Blanchette V S, al-Musa A, Stain A M, Filler R M, Ingram J
Division of Haematology/Oncology Hospital for Sick Children, Toronto, Ontario, Canada.
Blood Coagul Fibrinolysis. 1996 Mar;7 Suppl 1:S39-44.
Twenty-five central venous lines (two external 23 subcutaneous ports) were placed in 19 boys with haemophilia A (n = 17) or B (n = 2). The mean age of the boys was 4.9 years (range 0.2-15.3 years). The haemophilia was severe (factor level < 1%) in 18 boys and moderate (factor level 3%) in one. Three boys had circulating inhibitors and three were positive for human immunodeficiency virus (HIV)-1 antibody. Central venous lines were placed to facilitate intermittent factor replacement therapy (n = 6), long-term factor prophylaxis (n = 9), induction of an immune tolerance protocol (n = 2) or therapy for acquired immunodeficiency syndrome (AIDS)-related complications (n = 2). The ports remained in place for 15795 days (mean 687 days, range 11-2059 days).
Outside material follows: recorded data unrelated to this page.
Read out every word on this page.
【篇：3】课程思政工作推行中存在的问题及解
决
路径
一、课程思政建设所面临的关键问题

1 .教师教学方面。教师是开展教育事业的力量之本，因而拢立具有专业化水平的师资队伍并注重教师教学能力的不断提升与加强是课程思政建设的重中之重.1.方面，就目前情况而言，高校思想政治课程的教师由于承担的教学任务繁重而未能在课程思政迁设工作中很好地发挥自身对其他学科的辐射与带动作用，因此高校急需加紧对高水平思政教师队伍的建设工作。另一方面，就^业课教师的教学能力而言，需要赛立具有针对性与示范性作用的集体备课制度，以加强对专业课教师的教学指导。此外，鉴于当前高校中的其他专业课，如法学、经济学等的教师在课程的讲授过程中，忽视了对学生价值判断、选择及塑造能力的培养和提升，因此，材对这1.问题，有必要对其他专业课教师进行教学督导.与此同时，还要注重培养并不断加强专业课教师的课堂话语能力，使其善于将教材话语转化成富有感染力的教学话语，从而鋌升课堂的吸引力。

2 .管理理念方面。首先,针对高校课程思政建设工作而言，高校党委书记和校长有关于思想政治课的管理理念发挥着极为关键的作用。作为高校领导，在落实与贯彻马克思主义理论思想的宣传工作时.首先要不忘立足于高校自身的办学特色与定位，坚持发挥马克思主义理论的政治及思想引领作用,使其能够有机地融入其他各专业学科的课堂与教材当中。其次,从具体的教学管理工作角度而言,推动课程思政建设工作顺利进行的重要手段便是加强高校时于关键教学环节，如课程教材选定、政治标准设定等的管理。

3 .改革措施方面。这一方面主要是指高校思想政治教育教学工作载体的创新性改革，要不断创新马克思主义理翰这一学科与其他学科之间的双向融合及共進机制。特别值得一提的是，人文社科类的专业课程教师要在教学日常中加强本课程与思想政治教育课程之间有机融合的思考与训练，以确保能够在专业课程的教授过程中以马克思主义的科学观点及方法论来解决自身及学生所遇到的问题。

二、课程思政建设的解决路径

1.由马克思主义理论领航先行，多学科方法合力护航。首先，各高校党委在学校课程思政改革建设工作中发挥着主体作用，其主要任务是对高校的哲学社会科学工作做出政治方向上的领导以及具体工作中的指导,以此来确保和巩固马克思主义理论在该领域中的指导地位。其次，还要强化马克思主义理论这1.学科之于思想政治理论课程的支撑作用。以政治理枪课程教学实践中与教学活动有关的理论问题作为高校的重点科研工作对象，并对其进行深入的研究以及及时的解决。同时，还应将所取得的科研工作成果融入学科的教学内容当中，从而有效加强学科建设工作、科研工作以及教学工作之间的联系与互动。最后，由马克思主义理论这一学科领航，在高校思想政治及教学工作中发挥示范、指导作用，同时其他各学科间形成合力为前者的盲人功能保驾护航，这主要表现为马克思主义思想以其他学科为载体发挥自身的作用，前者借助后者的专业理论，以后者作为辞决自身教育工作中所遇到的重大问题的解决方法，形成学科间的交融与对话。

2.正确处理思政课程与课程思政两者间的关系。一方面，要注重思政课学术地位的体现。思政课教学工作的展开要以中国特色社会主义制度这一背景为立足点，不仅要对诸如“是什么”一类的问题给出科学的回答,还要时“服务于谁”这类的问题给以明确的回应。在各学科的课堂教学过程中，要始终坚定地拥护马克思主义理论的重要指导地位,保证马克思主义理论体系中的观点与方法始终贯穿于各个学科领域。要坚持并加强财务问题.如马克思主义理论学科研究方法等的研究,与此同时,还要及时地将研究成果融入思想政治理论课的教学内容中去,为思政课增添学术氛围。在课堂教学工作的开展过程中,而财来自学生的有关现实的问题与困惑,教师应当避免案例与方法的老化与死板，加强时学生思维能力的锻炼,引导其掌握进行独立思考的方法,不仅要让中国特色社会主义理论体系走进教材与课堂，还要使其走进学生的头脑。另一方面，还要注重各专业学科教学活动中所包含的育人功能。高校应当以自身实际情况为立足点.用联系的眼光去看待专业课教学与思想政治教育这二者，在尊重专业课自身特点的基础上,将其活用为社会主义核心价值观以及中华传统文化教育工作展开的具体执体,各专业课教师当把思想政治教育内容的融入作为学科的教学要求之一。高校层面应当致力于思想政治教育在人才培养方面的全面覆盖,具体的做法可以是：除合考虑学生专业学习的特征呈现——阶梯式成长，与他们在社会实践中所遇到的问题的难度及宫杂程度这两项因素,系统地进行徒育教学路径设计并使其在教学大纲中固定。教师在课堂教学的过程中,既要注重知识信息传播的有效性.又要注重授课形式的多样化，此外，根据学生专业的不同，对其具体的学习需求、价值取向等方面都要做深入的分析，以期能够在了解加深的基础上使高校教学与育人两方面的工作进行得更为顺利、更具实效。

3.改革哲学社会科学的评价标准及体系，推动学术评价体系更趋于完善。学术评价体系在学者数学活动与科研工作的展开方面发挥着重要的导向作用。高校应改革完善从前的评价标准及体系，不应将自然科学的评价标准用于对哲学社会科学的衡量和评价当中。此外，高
The frequency of port-related sepsis was 48% (11/23 ports in eight boys) or 0.7 port infections per 1000 patient days. Ports were removed from five boys with an unresolved infection (four with Staphylococcus aureus sepsis and one with Pseudomonas sp. sepsis). Other complications requiring port removal included a catheter tip placed too high in the venous system (n = 1), severe persistent pain associated with needle access of the port (n = 1) and a subclavian vein thrombosis (n = 1). Both the benefits and risks of a subcutaneous port should be considered when deciding whether to place this device in a very young child with haemophilia.
在19名患有甲型血友病(n = 17)或乙型血友病(n = 2)的男孩中放置了25条中心静脉导管(两条外置皮下端口)。男孩的平均年龄为4.9岁(范围0.2 - 15.3岁)。18名男孩的血友病为重度(因子水平<1%),1名男孩为中度(因子水平3%)。3名男孩有循环抑制剂,3名男孩人类免疫缺陷病毒(HIV)-1抗体呈阳性。放置中心静脉导管是为了便于间歇性因子替代治疗(n = 6)、长期因子预防(n = 9)、诱导免疫耐受方案(n = 2)或治疗与获得性免疫缺陷综合征(AIDS)相关的并发症(n = 2)。端口留置时间为15795天(平均687天,范围11 - 2059天)。端口相关败血症的发生率为48%(8名男孩的23个端口中有11个),即每1000患者日0.7次端口感染。5名男孩因感染未得到解决而移除了端口(4名患有金黄色葡萄球菌败血症,1名患有假单胞菌属败血症)。其他需要移除端口的并发症包括导管尖端在静脉系统中放置过高(n = 1)、与端口穿刺相关的严重持续性疼痛(n = 1)和锁骨下静脉血栓形成(n = 1)。在决定是否为患有血友病的幼儿放置这种装置时,应考虑皮下端口的益处和风险。